Knowledge Enhanced Sports Game Summarization
This addresses the issue of generating accurate sports news from live commentaries for sports analysts and fans, but it is incremental as it builds on existing summarization methods with dataset improvements.
The authors tackled the problem of noisy datasets and knowledge gaps in sports game summarization by introducing K-SportsSum, a manually cleaned dataset with 7,854 commentary-news pairs and a knowledge corpus covering 523 teams and 14,724 players, and their knowledge-enhanced model achieved new state-of-the-art performance.

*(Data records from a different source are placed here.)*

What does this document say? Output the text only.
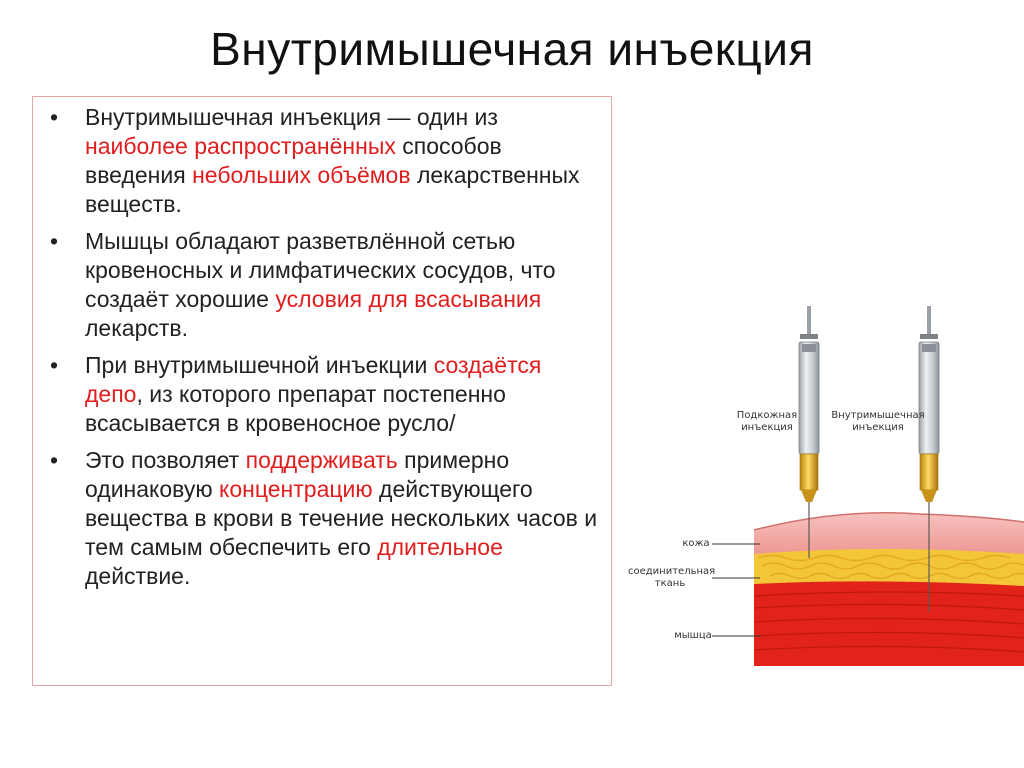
Внутримышечная инъекция
• Внутримышечная инъекция — один из наиболее распространённых способов введения небольших объёмов лекарственных веществ.
• Мышцы обладают разветвлённой сетью кровеносных и лимфатических сосудов, что создаёт хорошие условия для всасывания лекарств.
• При внутримышечной инъекции создаётся депо, из которого препарат постепенно всасывается в кровеносное русло/
• Это позволяет поддерживать примерно одинаковую концентрацию действующего вещества в крови в течение нескольких часов и тем самым обеспечить его длительное действие.
Подкожная
инъекция
Внутримышечная
инъекция
кожа
соединительная
ткань
мышца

Sports game summarization aims at generating sports news from live commentaries. However, existing datasets are all constructed through automated collection and cleaning processes, resulting in a lot of noise. Besides, current works neglect the knowledge gap between live commentaries and sports news, which limits the performance of sports game summarization. In this paper, we introduce K-SportsSum, a new dataset with two characteristics: (1) K-SportsSum collects a large amount of data from massive games. It has 7,854 commentary-news pairs. To improve the quality, K-SportsSum employs a manual cleaning process; (2) Different from existing datasets, to narrow the knowledge gap, K-SportsSum further provides a large-scale knowledge corpus that contains the information of 523 sports teams and 14,724 sports players. Additionally, we also introduce a knowledge-enhanced summarizer that utilizes both live commentaries and the knowledge to generate sports news. Extensive experiments on K-SportsSum and SportsSum datasets show that our model achieves new state-of-the-art performances. Qualitative analysis and human study further verify that our model generates more informative sports news.